A Voggy Day On The Big Island
On the morning of February 8, 2000, Harry Kim, Director of Hawai`i County Civil Defense, asked radio stations on the Island of Hawai`i to broadcast a special message concerning the thick, acrid haze that had covered the southeastern part of the island for several days. This choking haze was not caused by a forest fire or industrial pollution but by light winds blowing gas emissions from Kilauea Volcano into the area. Best known for its spectacular lava fountains and flows, Kilauea also emits about 2,000 tons of irritating sulfur dioxide gas (SO2) each day during periods of sustained eruption.
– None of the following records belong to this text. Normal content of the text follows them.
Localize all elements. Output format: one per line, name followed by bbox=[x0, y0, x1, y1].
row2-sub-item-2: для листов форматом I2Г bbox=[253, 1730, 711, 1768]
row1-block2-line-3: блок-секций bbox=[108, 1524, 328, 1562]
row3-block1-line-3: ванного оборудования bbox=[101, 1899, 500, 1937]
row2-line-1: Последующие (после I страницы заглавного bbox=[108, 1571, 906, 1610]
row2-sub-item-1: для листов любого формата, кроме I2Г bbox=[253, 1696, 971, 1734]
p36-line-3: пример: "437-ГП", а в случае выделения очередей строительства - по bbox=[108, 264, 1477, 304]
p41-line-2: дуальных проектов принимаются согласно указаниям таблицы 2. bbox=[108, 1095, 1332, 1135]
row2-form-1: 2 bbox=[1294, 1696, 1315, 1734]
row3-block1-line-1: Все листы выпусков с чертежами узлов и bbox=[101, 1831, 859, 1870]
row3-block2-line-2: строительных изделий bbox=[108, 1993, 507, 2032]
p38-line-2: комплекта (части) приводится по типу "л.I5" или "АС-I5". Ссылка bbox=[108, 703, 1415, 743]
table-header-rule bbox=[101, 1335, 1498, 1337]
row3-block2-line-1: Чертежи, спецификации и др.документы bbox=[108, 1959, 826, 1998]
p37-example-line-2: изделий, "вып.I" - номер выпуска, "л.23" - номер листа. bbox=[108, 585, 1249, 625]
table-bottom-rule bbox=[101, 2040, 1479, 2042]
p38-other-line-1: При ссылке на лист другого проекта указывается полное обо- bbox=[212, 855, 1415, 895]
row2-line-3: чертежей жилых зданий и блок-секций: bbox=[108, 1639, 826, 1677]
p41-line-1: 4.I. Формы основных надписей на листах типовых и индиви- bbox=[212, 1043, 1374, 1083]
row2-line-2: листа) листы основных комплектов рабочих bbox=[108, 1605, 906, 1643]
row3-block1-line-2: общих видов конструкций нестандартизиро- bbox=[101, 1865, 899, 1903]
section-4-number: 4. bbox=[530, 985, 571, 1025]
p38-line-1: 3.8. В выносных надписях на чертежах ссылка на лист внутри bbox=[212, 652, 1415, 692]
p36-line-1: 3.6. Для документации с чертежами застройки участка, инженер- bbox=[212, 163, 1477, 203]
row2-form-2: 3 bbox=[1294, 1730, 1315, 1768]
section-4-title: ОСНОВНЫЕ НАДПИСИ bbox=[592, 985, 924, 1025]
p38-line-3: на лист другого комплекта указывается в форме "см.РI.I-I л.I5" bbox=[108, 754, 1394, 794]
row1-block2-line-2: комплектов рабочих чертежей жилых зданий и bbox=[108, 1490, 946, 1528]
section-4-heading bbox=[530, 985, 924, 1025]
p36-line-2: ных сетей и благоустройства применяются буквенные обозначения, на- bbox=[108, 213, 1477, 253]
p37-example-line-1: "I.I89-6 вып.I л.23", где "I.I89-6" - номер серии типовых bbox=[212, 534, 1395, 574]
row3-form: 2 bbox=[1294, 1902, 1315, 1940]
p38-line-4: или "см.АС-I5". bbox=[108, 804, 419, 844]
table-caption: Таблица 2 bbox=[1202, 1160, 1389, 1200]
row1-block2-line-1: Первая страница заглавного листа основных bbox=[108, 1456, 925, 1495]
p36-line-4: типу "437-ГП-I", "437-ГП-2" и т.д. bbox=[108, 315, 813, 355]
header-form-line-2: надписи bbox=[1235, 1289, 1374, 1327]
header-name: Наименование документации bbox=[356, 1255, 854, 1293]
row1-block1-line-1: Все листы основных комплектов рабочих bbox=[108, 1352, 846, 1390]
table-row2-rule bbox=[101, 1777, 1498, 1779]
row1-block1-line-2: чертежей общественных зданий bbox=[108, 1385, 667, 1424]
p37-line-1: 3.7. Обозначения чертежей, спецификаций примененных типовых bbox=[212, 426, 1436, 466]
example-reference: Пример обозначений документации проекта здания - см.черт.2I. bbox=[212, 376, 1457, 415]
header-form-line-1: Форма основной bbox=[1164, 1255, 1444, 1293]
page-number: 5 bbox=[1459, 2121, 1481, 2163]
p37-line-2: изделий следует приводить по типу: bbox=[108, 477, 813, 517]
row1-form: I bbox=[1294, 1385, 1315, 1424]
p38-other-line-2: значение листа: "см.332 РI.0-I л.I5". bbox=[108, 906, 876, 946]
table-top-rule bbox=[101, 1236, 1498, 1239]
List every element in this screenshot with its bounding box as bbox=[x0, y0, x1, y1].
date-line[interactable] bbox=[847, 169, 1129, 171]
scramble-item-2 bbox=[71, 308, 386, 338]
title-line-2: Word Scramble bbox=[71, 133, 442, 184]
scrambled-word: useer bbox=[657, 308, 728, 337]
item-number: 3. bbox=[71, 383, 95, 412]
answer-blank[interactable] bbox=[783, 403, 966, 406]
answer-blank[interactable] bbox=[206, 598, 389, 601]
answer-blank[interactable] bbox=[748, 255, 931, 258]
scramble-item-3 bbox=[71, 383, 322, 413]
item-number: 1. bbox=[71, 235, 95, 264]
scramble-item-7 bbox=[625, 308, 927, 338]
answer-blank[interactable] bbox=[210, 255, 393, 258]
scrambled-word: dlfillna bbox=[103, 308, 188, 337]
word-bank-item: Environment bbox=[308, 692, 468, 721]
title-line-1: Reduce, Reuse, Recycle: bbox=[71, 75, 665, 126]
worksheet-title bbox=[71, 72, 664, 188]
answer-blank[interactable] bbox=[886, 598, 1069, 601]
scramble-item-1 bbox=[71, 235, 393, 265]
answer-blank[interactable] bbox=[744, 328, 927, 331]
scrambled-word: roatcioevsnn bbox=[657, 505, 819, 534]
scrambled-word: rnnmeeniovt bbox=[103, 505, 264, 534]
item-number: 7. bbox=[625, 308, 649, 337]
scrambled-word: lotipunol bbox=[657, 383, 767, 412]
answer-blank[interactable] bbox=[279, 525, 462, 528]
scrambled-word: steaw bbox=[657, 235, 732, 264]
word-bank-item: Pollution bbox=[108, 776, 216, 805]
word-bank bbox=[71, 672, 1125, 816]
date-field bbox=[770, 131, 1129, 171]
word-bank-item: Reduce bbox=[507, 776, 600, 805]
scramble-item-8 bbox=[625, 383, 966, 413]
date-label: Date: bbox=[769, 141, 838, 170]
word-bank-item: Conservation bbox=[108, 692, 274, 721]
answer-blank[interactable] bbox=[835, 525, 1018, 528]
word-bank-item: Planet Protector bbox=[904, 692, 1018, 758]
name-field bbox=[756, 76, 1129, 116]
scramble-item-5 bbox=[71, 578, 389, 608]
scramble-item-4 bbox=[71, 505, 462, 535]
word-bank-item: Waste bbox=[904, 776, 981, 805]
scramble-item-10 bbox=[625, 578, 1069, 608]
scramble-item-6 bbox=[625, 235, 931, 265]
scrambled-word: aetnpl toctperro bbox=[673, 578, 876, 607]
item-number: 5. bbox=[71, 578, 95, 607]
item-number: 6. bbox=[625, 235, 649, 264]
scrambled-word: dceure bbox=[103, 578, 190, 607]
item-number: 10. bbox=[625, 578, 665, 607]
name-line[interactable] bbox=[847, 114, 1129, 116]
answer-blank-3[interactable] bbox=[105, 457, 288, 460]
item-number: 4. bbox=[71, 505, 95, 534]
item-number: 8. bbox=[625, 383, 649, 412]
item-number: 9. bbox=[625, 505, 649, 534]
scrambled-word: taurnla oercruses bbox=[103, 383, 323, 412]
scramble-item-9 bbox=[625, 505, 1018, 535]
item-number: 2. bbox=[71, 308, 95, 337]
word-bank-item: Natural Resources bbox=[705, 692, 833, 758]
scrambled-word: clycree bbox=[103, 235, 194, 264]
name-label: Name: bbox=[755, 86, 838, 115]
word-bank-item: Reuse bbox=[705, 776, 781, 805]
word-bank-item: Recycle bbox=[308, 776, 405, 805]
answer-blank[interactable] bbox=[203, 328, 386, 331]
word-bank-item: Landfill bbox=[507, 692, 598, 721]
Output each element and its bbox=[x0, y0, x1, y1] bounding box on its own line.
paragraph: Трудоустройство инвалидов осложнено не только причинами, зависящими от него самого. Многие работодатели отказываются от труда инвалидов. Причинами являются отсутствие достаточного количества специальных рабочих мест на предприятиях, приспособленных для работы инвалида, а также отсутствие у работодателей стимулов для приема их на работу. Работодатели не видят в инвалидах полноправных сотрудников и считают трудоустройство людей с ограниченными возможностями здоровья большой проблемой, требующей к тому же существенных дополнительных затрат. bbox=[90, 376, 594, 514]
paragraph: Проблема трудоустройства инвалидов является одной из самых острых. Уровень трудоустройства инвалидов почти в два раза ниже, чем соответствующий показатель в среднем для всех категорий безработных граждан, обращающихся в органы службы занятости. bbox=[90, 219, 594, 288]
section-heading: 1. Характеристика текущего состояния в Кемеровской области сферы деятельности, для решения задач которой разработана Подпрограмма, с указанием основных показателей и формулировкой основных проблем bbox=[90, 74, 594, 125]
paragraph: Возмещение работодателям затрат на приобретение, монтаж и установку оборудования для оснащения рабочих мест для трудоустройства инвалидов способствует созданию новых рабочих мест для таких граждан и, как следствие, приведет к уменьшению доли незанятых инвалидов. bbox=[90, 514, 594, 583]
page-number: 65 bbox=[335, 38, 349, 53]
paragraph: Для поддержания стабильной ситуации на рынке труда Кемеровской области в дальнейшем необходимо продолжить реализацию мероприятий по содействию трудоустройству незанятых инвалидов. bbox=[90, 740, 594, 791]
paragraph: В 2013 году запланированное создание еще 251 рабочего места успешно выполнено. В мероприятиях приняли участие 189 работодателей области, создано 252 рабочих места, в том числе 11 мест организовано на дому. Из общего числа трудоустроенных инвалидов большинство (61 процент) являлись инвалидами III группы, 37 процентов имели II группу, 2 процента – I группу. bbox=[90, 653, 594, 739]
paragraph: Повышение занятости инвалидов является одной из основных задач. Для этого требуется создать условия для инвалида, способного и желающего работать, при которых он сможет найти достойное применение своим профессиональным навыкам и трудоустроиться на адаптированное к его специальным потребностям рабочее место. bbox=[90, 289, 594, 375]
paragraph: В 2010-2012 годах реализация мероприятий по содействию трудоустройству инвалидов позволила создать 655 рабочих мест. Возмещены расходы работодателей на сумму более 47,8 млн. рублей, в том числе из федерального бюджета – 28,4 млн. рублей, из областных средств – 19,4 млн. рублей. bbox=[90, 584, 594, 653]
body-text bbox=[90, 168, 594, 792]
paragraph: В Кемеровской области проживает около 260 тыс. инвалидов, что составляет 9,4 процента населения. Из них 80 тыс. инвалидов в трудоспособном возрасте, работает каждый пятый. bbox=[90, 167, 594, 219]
Deep inside the volcano, where pressure is high, the SO2 is dissolved in molten rock (magma). When the magma rises toward the surface, where pressure is lower, the gas bubbles out and escapes. Air pollution caused by SO2 and other gases emitted from Kilauea became a frequent problem on the Island of Hawai`i in 1986. Until that time, the volcano's ongoing eruption, which began in 1983, consisted of short, spectacular episodes of lava fountaining about once every 3 weeks. Since mid-1986, the flow of magma to the surface has been more steady, producing a nearly constant but quiet outflow of lava and gas. People in areas downwind of the volcano began reporting a wide range of problems, including reduced visibility, health complaints, and damage to crops. The word 'vog,' an abbreviation for volcanic smog, was coined to identify this form of air pollution, which unfortunately has become a part of everyday life for people in Hawai`i.
Vog is created when SO2 and other volcanic gases combine and interact chemically in the atmosphere with oxygen, moisture, dust, and sunlight over periods of minutes to days. Vog is a visible haze consisting of gas plus a suspended mixture of tiny liquid and solid particles, called aerosol. The aerosol in vog is composed primarily of sulfuric acid and other sulfate compounds. Small amounts of several toxic metals, including selenium, mercury, arsenic, and iridium, have also been found in the volcanic air pollution coming from Kilauea. Far away from the volcano, such as along the Kona coast on the Island of Hawaii's west side, aerosol particles dominate vog, but near Kilauea SO2 gas is a major component of vog. SO2 is a poisonous gas that irritates skin and the tissues and mucous membranes of the eyes, nose, and throat.